Jan. 2 (Bloomberg) -- Joseph Stiglitz, the Nobel Prize- winning economist and Columbia University professor, said economists are among those at fault for the financial crisis, which exposed “major flaws” in prevailing ideas.

The now-flawed premises include the ideas that economic participants behave rationally and that financial markets are competitive and efficient, Stiglitz said today in a slide presentation prepared for a speech today to the Allied Social Science Associations meeting in Atlanta. Instead, for instance, the housing bubble was fueled by the idea that prices would go up forever, Stiglitz said.

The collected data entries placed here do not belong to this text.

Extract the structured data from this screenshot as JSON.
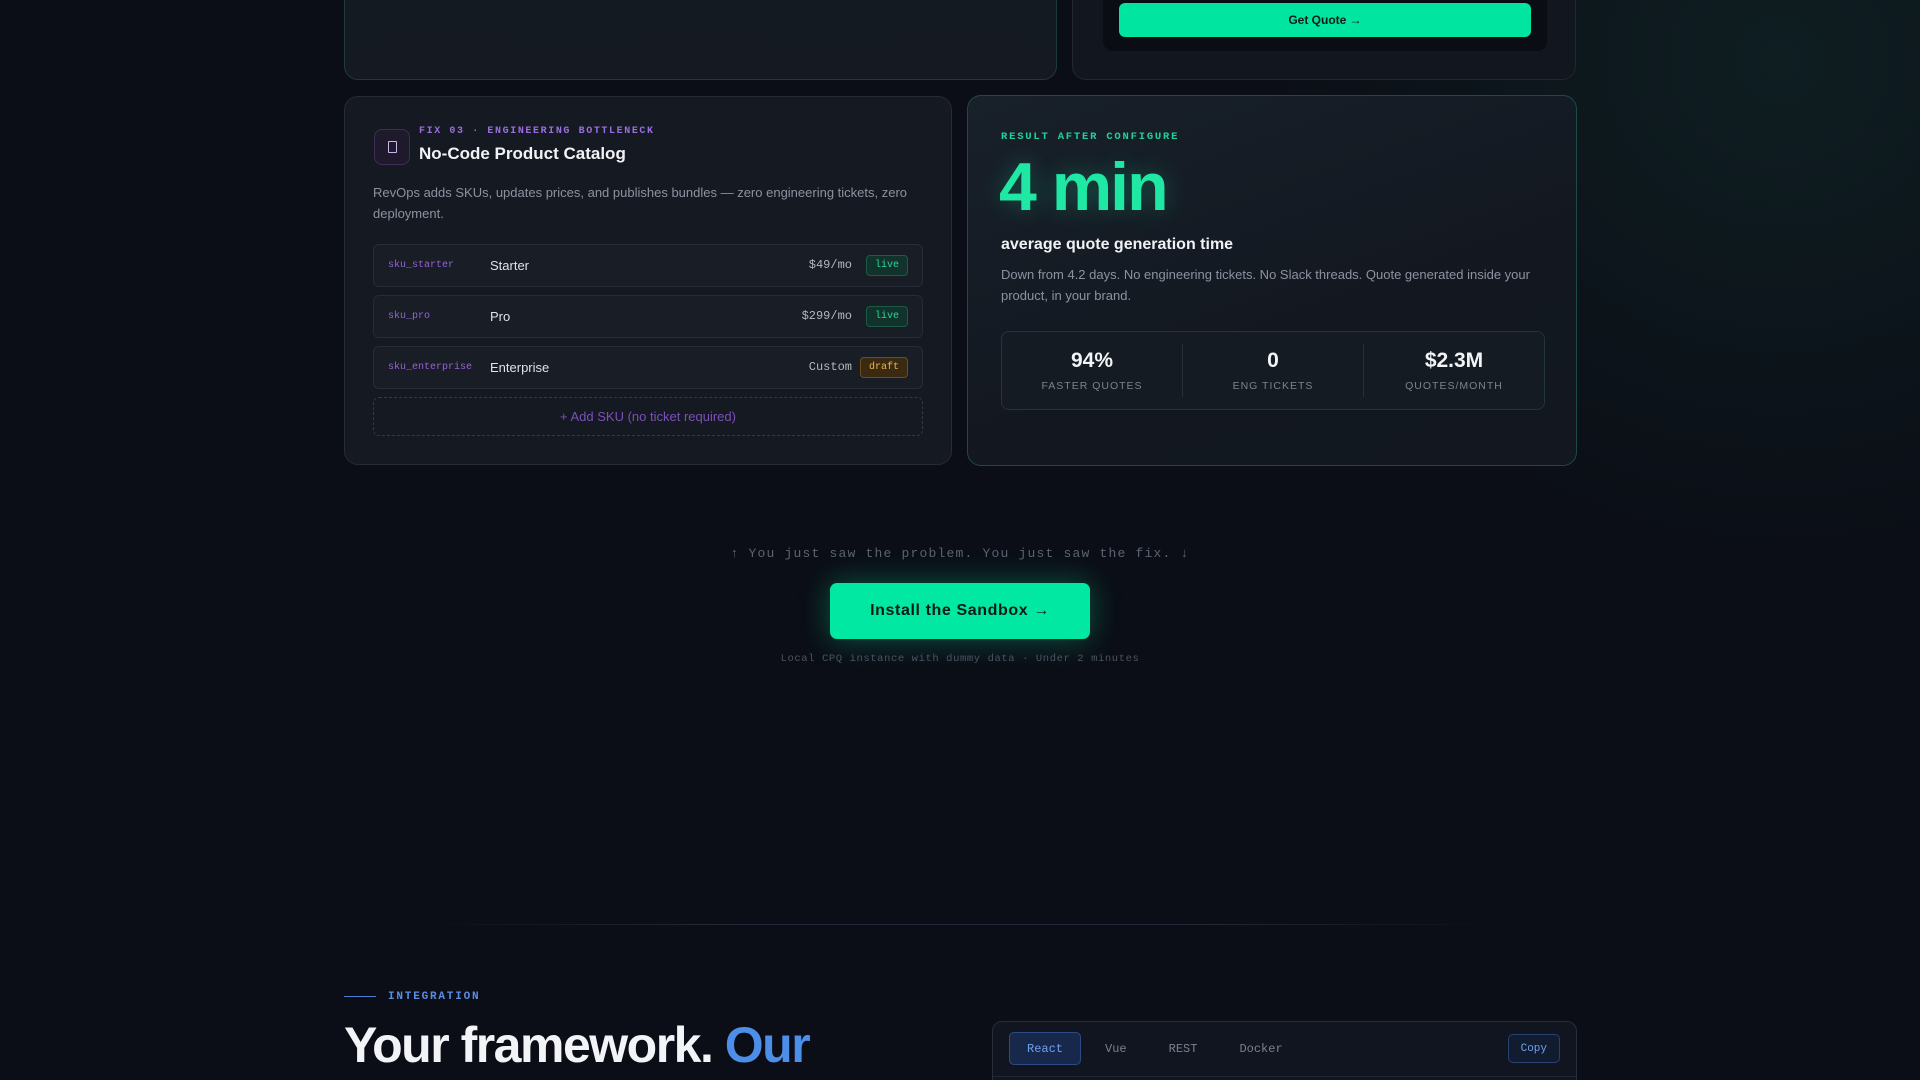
{
  "quote_card": {
    "get_quote_label": "Get Quote →"
  },
  "catalog": {
    "tag": "FIX 03 · ENGINEERING BOTTLENECK",
    "title": "No-Code Product Catalog",
    "description": "RevOps adds SKUs, updates prices, and publishes bundles — zero engineering tickets, zero deployment.",
    "icon": "box-icon",
    "skus": [
      {
        "code": "sku_starter",
        "name": "Starter",
        "price": "$49/mo",
        "status": "live"
      },
      {
        "code": "sku_pro",
        "name": "Pro",
        "price": "$299/mo",
        "status": "live"
      },
      {
        "code": "sku_enterprise",
        "name": "Enterprise",
        "price": "Custom",
        "status": "draft"
      }
    ],
    "add_sku_label": "+ Add SKU (no ticket required)"
  },
  "result": {
    "tag": "RESULT AFTER CONFIGURE",
    "big_value": "4 min",
    "subtitle": "average quote generation time",
    "description": "Down from 4.2 days. No engineering tickets. No Slack threads. Quote generated inside your product, in your brand.",
    "stats": [
      {
        "value": "94%",
        "label": "FASTER QUOTES"
      },
      {
        "value": "0",
        "label": "ENG TICKETS"
      },
      {
        "value": "$2.3M",
        "label": "QUOTES/MONTH"
      }
    ]
  },
  "cta": {
    "note": "↑ You just saw the problem. You just saw the fix. ↓",
    "button_label": "Install the Sandbox →",
    "footnote": "Local CPQ instance with dummy data · Under 2 minutes"
  },
  "integration": {
    "tag": "INTEGRATION",
    "title_plain": "Your framework.",
    "title_accent": "Our",
    "tabs": [
      "React",
      "Vue",
      "REST",
      "Docker"
    ],
    "active_tab": "React",
    "copy_label": "Copy"
  },
  "colors": {
    "accent_green": "#00e5a0",
    "accent_purple": "#9b6ee0",
    "accent_blue": "#4d8ee8",
    "background": "#0b0e16"
  }
}
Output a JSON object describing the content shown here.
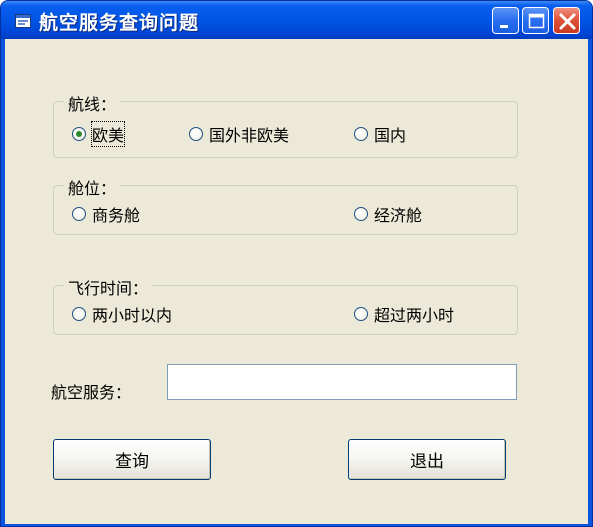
{
  "window": {
    "title": "航空服务查询问题",
    "icon": "app-window-icon",
    "controls": [
      "minimize-icon",
      "maximize-icon",
      "close-icon"
    ],
    "title_color": "#0055e5"
  },
  "route": {
    "label": "航线：",
    "options": [
      {
        "label": "欧美",
        "checked": true
      },
      {
        "label": "国外非欧美",
        "checked": false
      },
      {
        "label": "国内",
        "checked": false
      }
    ]
  },
  "cabin": {
    "label": "舱位：",
    "options": [
      {
        "label": "商务舱",
        "checked": false
      },
      {
        "label": "经济舱",
        "checked": false
      }
    ]
  },
  "flight_time": {
    "label": "飞行时间：",
    "options": [
      {
        "label": "两小时以内",
        "checked": false
      },
      {
        "label": "超过两小时",
        "checked": false
      }
    ]
  },
  "service": {
    "label": "航空服务：",
    "value": ""
  },
  "buttons": {
    "query": "查询",
    "exit": "退出"
  },
  "colors": {
    "face": "#ece9d8",
    "radio_dot": "#2a8a2a",
    "close_button": "#e0553a"
  }
}
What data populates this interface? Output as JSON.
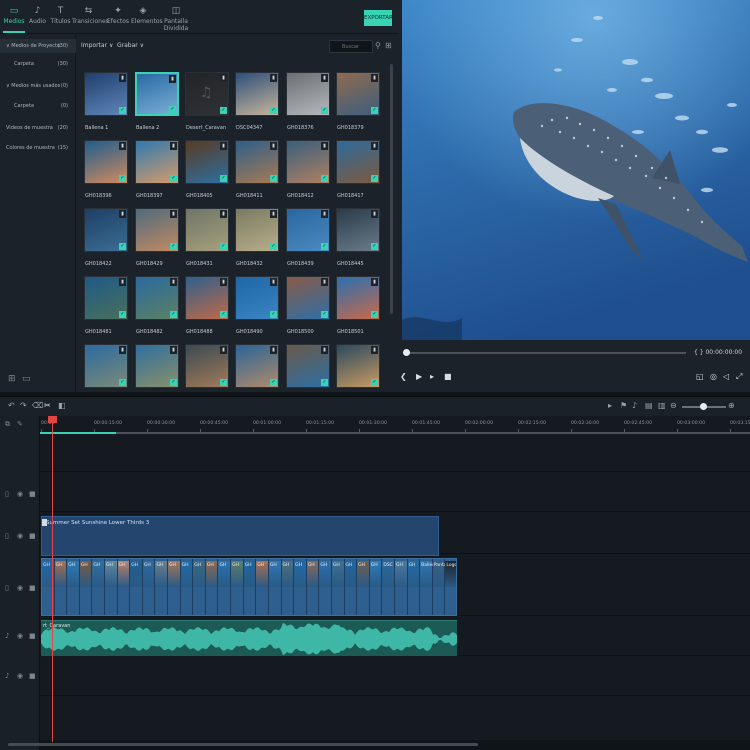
{
  "tabs": [
    {
      "label": "Medios",
      "icon": "folder-icon",
      "active": true
    },
    {
      "label": "Audio",
      "icon": "music-note-icon",
      "active": false
    },
    {
      "label": "Títulos",
      "icon": "text-t-icon",
      "active": false
    },
    {
      "label": "Transiciones",
      "icon": "transition-icon",
      "active": false
    },
    {
      "label": "Efectos",
      "icon": "effects-icon",
      "active": false
    },
    {
      "label": "Elementos",
      "icon": "elements-icon",
      "active": false
    },
    {
      "label": "Pantalla Dividida",
      "icon": "split-screen-icon",
      "active": false
    }
  ],
  "export_label": "EXPORTAR",
  "sidebar": {
    "items": [
      {
        "label": "∨ Medios de Proyecto",
        "count": "(30)"
      },
      {
        "label": "Carpeta",
        "count": "(30)"
      },
      {
        "label": "∨ Medios más usados",
        "count": "(0)"
      },
      {
        "label": "Carpeta",
        "count": "(0)"
      },
      {
        "label": "Videos de muestra",
        "count": "(20)"
      },
      {
        "label": "Colores de muestra",
        "count": "(15)"
      }
    ]
  },
  "media_toolbar": {
    "import_label": "Importar ∨",
    "record_label": "Grabar ∨",
    "search_placeholder": "Buscar"
  },
  "media_items": [
    {
      "name": "Ballena 1",
      "selected": false,
      "checked": true,
      "colors": [
        "#1f3f6e",
        "#5f86b8"
      ]
    },
    {
      "name": "Ballena 2",
      "selected": true,
      "checked": true,
      "colors": [
        "#2a6aa3",
        "#79aed6"
      ]
    },
    {
      "name": "Desert_Caravan",
      "selected": false,
      "checked": true,
      "colors": [
        "#222428",
        "#2f3236"
      ]
    },
    {
      "name": "DSC04347",
      "selected": false,
      "checked": true,
      "colors": [
        "#2d4f7a",
        "#c8b59a"
      ]
    },
    {
      "name": "GH018376",
      "selected": false,
      "checked": true,
      "colors": [
        "#6b6f73",
        "#b5b9bd"
      ]
    },
    {
      "name": "GH018379",
      "selected": false,
      "checked": true,
      "colors": [
        "#8f6a4f",
        "#3d5f7e"
      ]
    },
    {
      "name": "GH018396",
      "selected": false,
      "checked": true,
      "colors": [
        "#1f5d8d",
        "#d18a5f"
      ]
    },
    {
      "name": "GH018397",
      "selected": false,
      "checked": true,
      "colors": [
        "#2f7ab0",
        "#d59a6a"
      ]
    },
    {
      "name": "GH018405",
      "selected": false,
      "checked": true,
      "colors": [
        "#5a3a22",
        "#2e6fa1"
      ]
    },
    {
      "name": "GH018411",
      "selected": false,
      "checked": true,
      "colors": [
        "#2d5f8a",
        "#a87a52"
      ]
    },
    {
      "name": "GH018412",
      "selected": false,
      "checked": true,
      "colors": [
        "#385f7c",
        "#b08062"
      ]
    },
    {
      "name": "GH018417",
      "selected": false,
      "checked": true,
      "colors": [
        "#2f6a9c",
        "#7c5a3e"
      ]
    },
    {
      "name": "GH018422",
      "selected": false,
      "checked": true,
      "colors": [
        "#1e3f63",
        "#3c6d95"
      ]
    },
    {
      "name": "GH018429",
      "selected": false,
      "checked": true,
      "colors": [
        "#4f6a7d",
        "#c28a62"
      ]
    },
    {
      "name": "GH018431",
      "selected": false,
      "checked": true,
      "colors": [
        "#6f7566",
        "#a6a07d"
      ]
    },
    {
      "name": "GH018432",
      "selected": false,
      "checked": true,
      "colors": [
        "#7a7a62",
        "#b8ae8a"
      ]
    },
    {
      "name": "GH018439",
      "selected": false,
      "checked": true,
      "colors": [
        "#2966a0",
        "#4b8bc0"
      ]
    },
    {
      "name": "GH018445",
      "selected": false,
      "checked": true,
      "colors": [
        "#2a3a48",
        "#6a7c8a"
      ]
    },
    {
      "name": "GH018481",
      "selected": false,
      "checked": true,
      "colors": [
        "#1f5a86",
        "#496f5c"
      ]
    },
    {
      "name": "GH018482",
      "selected": false,
      "checked": true,
      "colors": [
        "#2a6a9e",
        "#5c8064"
      ]
    },
    {
      "name": "GH018488",
      "selected": false,
      "checked": true,
      "colors": [
        "#2f5f8c",
        "#c06a48"
      ]
    },
    {
      "name": "GH018490",
      "selected": false,
      "checked": true,
      "colors": [
        "#1e66a6",
        "#3b85c2"
      ]
    },
    {
      "name": "GH018500",
      "selected": false,
      "checked": true,
      "colors": [
        "#8a5a48",
        "#2d6fa6"
      ]
    },
    {
      "name": "GH018501",
      "selected": false,
      "checked": true,
      "colors": [
        "#2a6fb0",
        "#c86a4a"
      ]
    },
    {
      "name": "",
      "selected": false,
      "checked": true,
      "colors": [
        "#2b6aa0",
        "#7a8a78"
      ]
    },
    {
      "name": "",
      "selected": false,
      "checked": true,
      "colors": [
        "#2f6f9e",
        "#88906a"
      ]
    },
    {
      "name": "",
      "selected": false,
      "checked": true,
      "colors": [
        "#3a4a52",
        "#a37a5a"
      ]
    },
    {
      "name": "",
      "selected": false,
      "checked": true,
      "colors": [
        "#2a6498",
        "#b08a6a"
      ]
    },
    {
      "name": "",
      "selected": false,
      "checked": true,
      "colors": [
        "#6a5a4a",
        "#2d6fa4"
      ]
    },
    {
      "name": "",
      "selected": false,
      "checked": true,
      "colors": [
        "#2a4a5e",
        "#c89a62"
      ]
    }
  ],
  "preview": {
    "timecode": "{ } 00:00:00:00",
    "water_top": "#3a85c7",
    "water_bottom": "#1f4f8e"
  },
  "ruler_ticks": [
    "00:00",
    "00:00:15:00",
    "00:00:30:00",
    "00:00:45:00",
    "00:01:00:00",
    "00:01:15:00",
    "00:01:30:00",
    "00:01:45:00",
    "00:02:00:00",
    "00:02:15:00",
    "00:02:30:00",
    "00:02:45:00",
    "00:03:00:00",
    "00:03:15:00"
  ],
  "title_clip": {
    "label": "Summer Set Sunshine Lower Thirds 3"
  },
  "video_clips": [
    {
      "label": "GH",
      "color": "#1f6aa8"
    },
    {
      "label": "GH",
      "color": "#a86f4f"
    },
    {
      "label": "GH",
      "color": "#2a7ab8"
    },
    {
      "label": "GH",
      "color": "#7a5a40"
    },
    {
      "label": "GH",
      "color": "#2f6f9e"
    },
    {
      "label": "GH",
      "color": "#5f8a9e"
    },
    {
      "label": "GH",
      "color": "#b8826a"
    },
    {
      "label": "GH",
      "color": "#1f5f92"
    },
    {
      "label": "GH",
      "color": "#2d6aa0"
    },
    {
      "label": "GH",
      "color": "#6a7f8f"
    },
    {
      "label": "GH",
      "color": "#a8785a"
    },
    {
      "label": "GH",
      "color": "#236aa8"
    },
    {
      "label": "GH",
      "color": "#3a6a80"
    },
    {
      "label": "GH",
      "color": "#8f6a52"
    },
    {
      "label": "GH",
      "color": "#2a72b0"
    },
    {
      "label": "GH",
      "color": "#5a7f6a"
    },
    {
      "label": "GH",
      "color": "#1f66a0"
    },
    {
      "label": "GH",
      "color": "#b07050"
    },
    {
      "label": "GH",
      "color": "#2f78b4"
    },
    {
      "label": "GH",
      "color": "#4f6f80"
    },
    {
      "label": "GH",
      "color": "#226aa6"
    },
    {
      "label": "GH",
      "color": "#8a6a58"
    },
    {
      "label": "GH",
      "color": "#2a6fae"
    },
    {
      "label": "GH",
      "color": "#3c7090"
    },
    {
      "label": "GH",
      "color": "#2065a0"
    },
    {
      "label": "GH",
      "color": "#6f5f50"
    },
    {
      "label": "GH",
      "color": "#2f7ab6"
    },
    {
      "label": "DSC",
      "color": "#2a6a9e"
    },
    {
      "label": "GH",
      "color": "#4a7aa0"
    },
    {
      "label": "GH",
      "color": "#226ca8"
    },
    {
      "label": "Ballena",
      "color": "#2f75b0"
    },
    {
      "label": "Pantall",
      "color": "#3a5f80"
    },
    {
      "label": "Logo C",
      "color": "#202428"
    }
  ],
  "audio_clip": {
    "label": "rt_Caravan"
  }
}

The bursting of the bubble resulted in the recession that began in December 2007 and is now the worst since the Great Depression, having claimed more than 7 million U.S. jobs. Homeowners, investors and “probably” financial executives showed “marked irrationalities” and may have “bought into their own false arguments,” Stiglitz said.

“Economists should be included in the list of those to ‘blame’ for the crisis,” Stiglitz said in the presentation, which Bloomberg News obtained via e-mail. There’s now a “window of opportunity” to build new theories “based on more plausible accounts of individual and firm behavior,” he said.

In one slide, Stiglitz repeated criticism of Alan Greenspan, the Federal Reserve chairman from 1987 to 2006, for recommending consumers take on variable-rate home loans. Greenspan responded to Stiglitz two years ago that he meant to suggest that a “narrow segment” of customers might want an alternative to long-term mortgages.

In the market for securities tied to mortgages, the products were so complex that investors couldn’t determine the quality of the underlying assets, “inducing large incentives for asset quality deterioration,” Stiglitz said. “Globalization had opened up a global marketplace for fools.”

Stiglitz, 66, a professor at Columbia University in New York and a White House economic adviser under President Bill Clinton, shared the Nobel Prize in 2001 with George Akerlof and Michael Spence for work on problems that arise in markets when parties don’t have equal access to information.